Surviving Frankenstorm: Pack Light for the Zombie Apocalypse
Exactly three hundred and sixty four days ago, I wrote about how travel prepared me for a freak October storm. Well, it’s the end of October yet again, and my part of Pennsylvania–and the entire mid-Atlantic and most of New England–is bracing for yet another Storm of Epic Proportions.
Reading over that October 29th, 2011 post made me realize something–I didn’t really take that storm very seriously. Fortunately I didn’t have to–the power at my house didn’t even flicker, and all of our trees survived the sudden heavy snow (though we did shovel them. The trees. Yes–we shoveled trees). But my 90-year-old grandparents–who live alone in a house with electric heat and a well–lost power. For five days.
I’m taking this storm–dubbed ‘Frankenstorm’ by some overly punny pundit–a little more seriously. But not because of my dear old grandparents’ misfortune last year. Oh no–that would almost make sense. I have a far better reason to fear the coming disaster:
I’ve read no fewer than three young adult post-apocalypse dystopian novels in the last week.
In retrospect (and barely in retrospect–this could almost be considered ‘in spect’, sans retro) this was probably not the best idea. Visions of rationing dented cans of ancient beans flood my vision as I’m serenaded by the beeping of the registers at my local grocery store. The barren shelves of the camping section at Wal Mart bring to mind post-disaster looting, and the lines at the gas station are apocalypse-tastic.
You’d think that after all of that, I’d be one of the thousands of people stocking up on batteries and bottled water and beef jerky. But I’m not. Because I know one things is true–if you’re going to survive the apocalypse (zombie or otherwise), you’re going to have to learn to pack light. Which brings me to my point:
Travel has made me better able to deal with a disaster.
In all of my awful apocalypse books, do you know what no one ever has? A large wheeled suitcase. In fact, most end-of-the-world protagonists have only the clothing on their backs–well, that and whatever they scavenge from dead bodies or find in the backs of cars abandoned on the side of the road. Which is why I went to the grocery store with a basket, not a cart.

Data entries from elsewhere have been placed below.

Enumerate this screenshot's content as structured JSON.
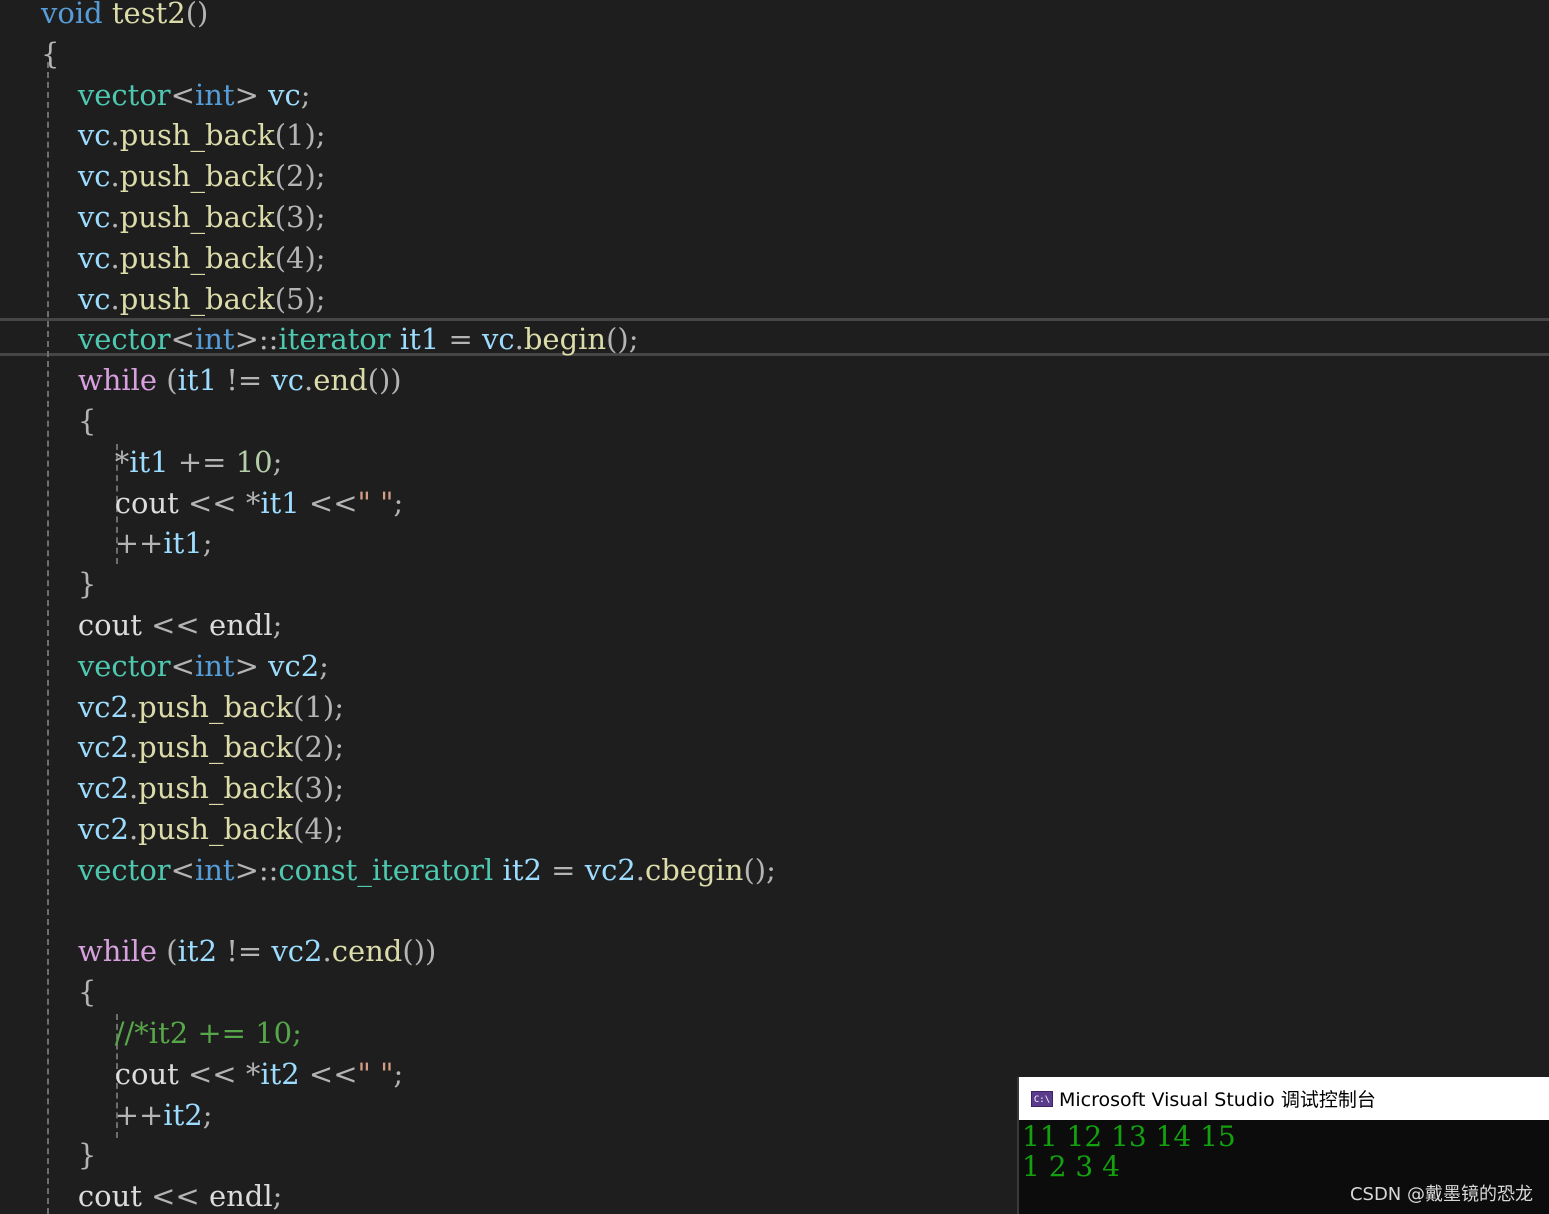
{
  "editor": {
    "lines": [
      [
        {
          "t": "void",
          "c": "kw"
        },
        {
          "t": " test2",
          "c": "fn"
        },
        {
          "t": "()",
          "c": "op"
        }
      ],
      [
        {
          "t": "{",
          "c": "op"
        }
      ],
      [
        {
          "t": "    vector",
          "c": "type"
        },
        {
          "t": "<",
          "c": "op"
        },
        {
          "t": "int",
          "c": "kw"
        },
        {
          "t": ">",
          "c": "op"
        },
        {
          "t": " vc",
          "c": "var"
        },
        {
          "t": ";",
          "c": "op"
        }
      ],
      [
        {
          "t": "    vc",
          "c": "var"
        },
        {
          "t": ".",
          "c": "op"
        },
        {
          "t": "push_back",
          "c": "fn"
        },
        {
          "t": "(1);",
          "c": "op"
        }
      ],
      [
        {
          "t": "    vc",
          "c": "var"
        },
        {
          "t": ".",
          "c": "op"
        },
        {
          "t": "push_back",
          "c": "fn"
        },
        {
          "t": "(2);",
          "c": "op"
        }
      ],
      [
        {
          "t": "    vc",
          "c": "var"
        },
        {
          "t": ".",
          "c": "op"
        },
        {
          "t": "push_back",
          "c": "fn"
        },
        {
          "t": "(3);",
          "c": "op"
        }
      ],
      [
        {
          "t": "    vc",
          "c": "var"
        },
        {
          "t": ".",
          "c": "op"
        },
        {
          "t": "push_back",
          "c": "fn"
        },
        {
          "t": "(4);",
          "c": "op"
        }
      ],
      [
        {
          "t": "    vc",
          "c": "var"
        },
        {
          "t": ".",
          "c": "op"
        },
        {
          "t": "push_back",
          "c": "fn"
        },
        {
          "t": "(5);",
          "c": "op"
        }
      ],
      [
        {
          "t": "    vector",
          "c": "type"
        },
        {
          "t": "<",
          "c": "op"
        },
        {
          "t": "int",
          "c": "kw"
        },
        {
          "t": ">::",
          "c": "op"
        },
        {
          "t": "iterator",
          "c": "type"
        },
        {
          "t": " it1",
          "c": "var"
        },
        {
          "t": " = ",
          "c": "op"
        },
        {
          "t": "vc",
          "c": "var"
        },
        {
          "t": ".",
          "c": "op"
        },
        {
          "t": "begin",
          "c": "fn"
        },
        {
          "t": "();",
          "c": "op"
        }
      ],
      [
        {
          "t": "    while",
          "c": "ctl"
        },
        {
          "t": " (",
          "c": "op"
        },
        {
          "t": "it1",
          "c": "var"
        },
        {
          "t": " != ",
          "c": "op"
        },
        {
          "t": "vc",
          "c": "var"
        },
        {
          "t": ".",
          "c": "op"
        },
        {
          "t": "end",
          "c": "fn"
        },
        {
          "t": "())",
          "c": "op"
        }
      ],
      [
        {
          "t": "    {",
          "c": "op"
        }
      ],
      [
        {
          "t": "        *",
          "c": "op"
        },
        {
          "t": "it1",
          "c": "var"
        },
        {
          "t": " += ",
          "c": "op"
        },
        {
          "t": "10",
          "c": "num"
        },
        {
          "t": ";",
          "c": "op"
        }
      ],
      [
        {
          "t": "        cout",
          "c": "plain"
        },
        {
          "t": " << *",
          "c": "op"
        },
        {
          "t": "it1",
          "c": "var"
        },
        {
          "t": " <<",
          "c": "op"
        },
        {
          "t": "\" \"",
          "c": "str"
        },
        {
          "t": ";",
          "c": "op"
        }
      ],
      [
        {
          "t": "        ++",
          "c": "op"
        },
        {
          "t": "it1",
          "c": "var"
        },
        {
          "t": ";",
          "c": "op"
        }
      ],
      [
        {
          "t": "    }",
          "c": "op"
        }
      ],
      [
        {
          "t": "    cout",
          "c": "plain"
        },
        {
          "t": " << ",
          "c": "op"
        },
        {
          "t": "endl",
          "c": "plain"
        },
        {
          "t": ";",
          "c": "op"
        }
      ],
      [
        {
          "t": "    vector",
          "c": "type"
        },
        {
          "t": "<",
          "c": "op"
        },
        {
          "t": "int",
          "c": "kw"
        },
        {
          "t": ">",
          "c": "op"
        },
        {
          "t": " vc2",
          "c": "var"
        },
        {
          "t": ";",
          "c": "op"
        }
      ],
      [
        {
          "t": "    vc2",
          "c": "var"
        },
        {
          "t": ".",
          "c": "op"
        },
        {
          "t": "push_back",
          "c": "fn"
        },
        {
          "t": "(1);",
          "c": "op"
        }
      ],
      [
        {
          "t": "    vc2",
          "c": "var"
        },
        {
          "t": ".",
          "c": "op"
        },
        {
          "t": "push_back",
          "c": "fn"
        },
        {
          "t": "(2);",
          "c": "op"
        }
      ],
      [
        {
          "t": "    vc2",
          "c": "var"
        },
        {
          "t": ".",
          "c": "op"
        },
        {
          "t": "push_back",
          "c": "fn"
        },
        {
          "t": "(3);",
          "c": "op"
        }
      ],
      [
        {
          "t": "    vc2",
          "c": "var"
        },
        {
          "t": ".",
          "c": "op"
        },
        {
          "t": "push_back",
          "c": "fn"
        },
        {
          "t": "(4);",
          "c": "op"
        }
      ],
      [
        {
          "t": "    vector",
          "c": "type"
        },
        {
          "t": "<",
          "c": "op"
        },
        {
          "t": "int",
          "c": "kw"
        },
        {
          "t": ">::",
          "c": "op"
        },
        {
          "t": "const_iteratorl",
          "c": "type"
        },
        {
          "t": " it2",
          "c": "var"
        },
        {
          "t": " = ",
          "c": "op"
        },
        {
          "t": "vc2",
          "c": "var"
        },
        {
          "t": ".",
          "c": "op"
        },
        {
          "t": "cbegin",
          "c": "fn"
        },
        {
          "t": "();",
          "c": "op"
        }
      ],
      [],
      [
        {
          "t": "    while",
          "c": "ctl"
        },
        {
          "t": " (",
          "c": "op"
        },
        {
          "t": "it2",
          "c": "var"
        },
        {
          "t": " != ",
          "c": "op"
        },
        {
          "t": "vc2",
          "c": "var"
        },
        {
          "t": ".",
          "c": "op"
        },
        {
          "t": "cend",
          "c": "fn"
        },
        {
          "t": "())",
          "c": "op"
        }
      ],
      [
        {
          "t": "    {",
          "c": "op"
        }
      ],
      [
        {
          "t": "        //*it2 += 10;",
          "c": "cmt"
        }
      ],
      [
        {
          "t": "        cout",
          "c": "plain"
        },
        {
          "t": " << *",
          "c": "op"
        },
        {
          "t": "it2",
          "c": "var"
        },
        {
          "t": " <<",
          "c": "op"
        },
        {
          "t": "\" \"",
          "c": "str"
        },
        {
          "t": ";",
          "c": "op"
        }
      ],
      [
        {
          "t": "        ++",
          "c": "op"
        },
        {
          "t": "it2",
          "c": "var"
        },
        {
          "t": ";",
          "c": "op"
        }
      ],
      [
        {
          "t": "    }",
          "c": "op"
        }
      ],
      [
        {
          "t": "    cout",
          "c": "plain"
        },
        {
          "t": " << ",
          "c": "op"
        },
        {
          "t": "endl",
          "c": "plain"
        },
        {
          "t": ";",
          "c": "op"
        }
      ]
    ]
  },
  "console": {
    "title": "Microsoft Visual Studio 调试控制台",
    "icon": "C:\\",
    "icon_name": "console-app-icon",
    "output_line_1": "11 12 13 14 15",
    "output_line_2": "1 2 3 4"
  },
  "watermark": "CSDN @戴墨镜的恐龙",
  "colors": {
    "background": "#1e1e1e",
    "keyword": "#569cd6",
    "control": "#d8a0df",
    "type": "#4ec9b0",
    "variable": "#9cdcfe",
    "function": "#dcdcaa",
    "number": "#b5cea8",
    "string": "#d69d85",
    "comment": "#57a64a",
    "console_text": "#13a10e"
  }
}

Maybe the power will go out. Maybe cooking will become difficult, I’ll lose the ability to go online to work, communicate, or entertain myself; maybe it will get cold and I won’t be able to shower for a while. That would all suck. Correction–that will all suck. But traveling has taught me to live without many things–connectivity, easily accessible food, even clean socks and underwear from time to time. Travel is wonderful, eye-opening, and magical–but it can also be terribly inconvenient.
The temperature is dropping, the sky looks scary, and it is starting to rain. I have two boxes of wine, a bag of Doritos, and three more end-of-the-world novels (in actual not-needing-to-be-plugged-in book format. Sorry Kindle–you are great for travel. But in the apocalypse, I’m leaving you behind, too). I’m packed and ready to go. Bring it, Sandy.